En ligne ouverte, des entrepreneurs racontent que quand ils s’adressent à la CCQ, ils reçoivent des noms. Mais quand ils les appellent, ces ouvriers ont déjà un job. La banque de la CCQ n’est pas à jour: les syndicats refusent d’en évacuer ceux qui travaillent déjà. Dans les minutes qui suivent la réception de la liste, des délégués syndicaux appellent l’entrepreneur et lui proposent des employés réellement disponibles.

« Bons » membres

Un de ces délégués se justifie: le système de la CCQ ne tient pas compte de la variété des machineries à opérer et de l’expertise de chaque travailleur. Les syndicats, eux, s’y connaissent!

Mais un travailleur qui n’est pas dans les bonnes grâces syndicales affirme qu’on l’abandonne au système de la CCQ, système que son syndicat court-circuite aussitôt pour placer ses «bons» membres.

Terrifiant

Retour à la case départ.
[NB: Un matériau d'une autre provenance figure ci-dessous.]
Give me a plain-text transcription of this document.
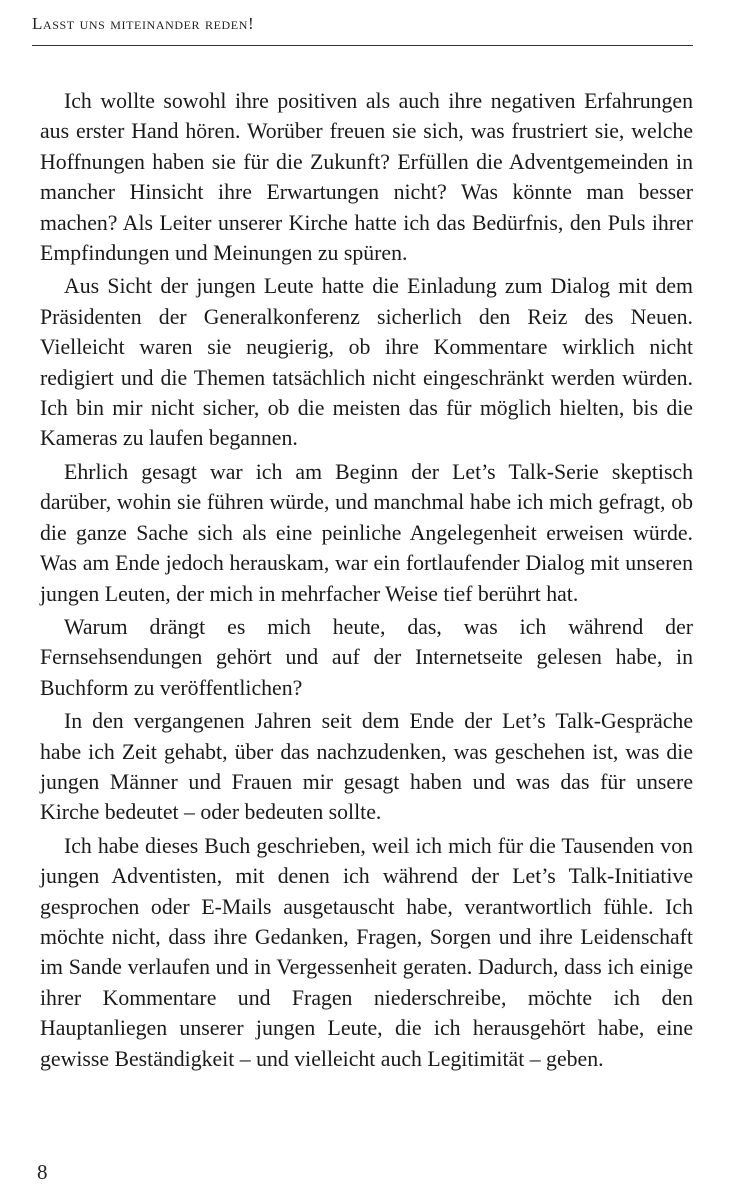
Lasst uns miteinander reden!

Ich wollte sowohl ihre positiven als auch ihre negativen Erfahrungen aus erster Hand hören. Worüber freuen sie sich, was frustriert sie, welche Hoffnungen haben sie für die Zukunft? Erfüllen die Adventgemeinden in mancher Hinsicht ihre Erwartungen nicht? Was könnte man besser machen? Als Leiter unserer Kirche hatte ich das Bedürfnis, den Puls ihrer Empfindungen und Meinungen zu spüren.

Aus Sicht der jungen Leute hatte die Einladung zum Dialog mit dem Präsidenten der Generalkonferenz sicherlich den Reiz des Neuen. Vielleicht waren sie neugierig, ob ihre Kommentare wirklich nicht redigiert und die Themen tatsächlich nicht eingeschränkt werden würden. Ich bin mir nicht sicher, ob die meisten das für möglich hielten, bis die Kameras zu laufen begannen.

Ehrlich gesagt war ich am Beginn der Let’s Talk-Serie skeptisch darüber, wohin sie führen würde, und manchmal habe ich mich gefragt, ob die ganze Sache sich als eine peinliche Angelegenheit erweisen würde. Was am Ende jedoch herauskam, war ein fortlaufender Dialog mit unseren jungen Leuten, der mich in mehrfacher Weise tief berührt hat.

Warum drängt es mich heute, das, was ich während der Fernsehsendungen gehört und auf der Internetseite gelesen habe, in Buchform zu veröffentlichen?

In den vergangenen Jahren seit dem Ende der Let’s Talk-Gespräche habe ich Zeit gehabt, über das nachzudenken, was geschehen ist, was die jungen Männer und Frauen mir gesagt haben und was das für unsere Kirche bedeutet – oder bedeuten sollte.

Ich habe dieses Buch geschrieben, weil ich mich für die Tausenden von jungen Adventisten, mit denen ich während der Let’s Talk-Initiative gesprochen oder E-Mails ausgetauscht habe, verantwortlich fühle. Ich möchte nicht, dass ihre Gedanken, Fragen, Sorgen und ihre Leidenschaft im Sande verlaufen und in Vergessenheit geraten. Dadurch, dass ich einige ihrer Kommentare und Fragen niederschreibe, möchte ich den Hauptanliegen unserer jungen Leute, die ich herausgehört habe, eine gewisse Beständigkeit – und vielleicht auch Legitimität – geben.

8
Rambo, symbole syndical de l’intimidation, se vante de continuer comme avant. Pourtant, théoriquement, il ne devrait pas avoir accès aux offres d’emploi des employeurs qui ne devraient plus le craindre.

Les centrales syndicales font une démonstration terrifiante: elles sont plus fortes que l’État et les employeurs. Elles maîtrisent l’industrie. Elles peuvent continuer à placer sur les chantiers leurs sentinelles qui ne travailleront ni trop vite ni trop bien. Cela leur garantit plus de membres, plus de travail, donc plus de cotisations.

Cet été, je m’offre une virée aux États-Unis, sur des routes impeccables où les chantiers ne s’éternisent pas... Je vous souhaite aussi de bonnes vacances!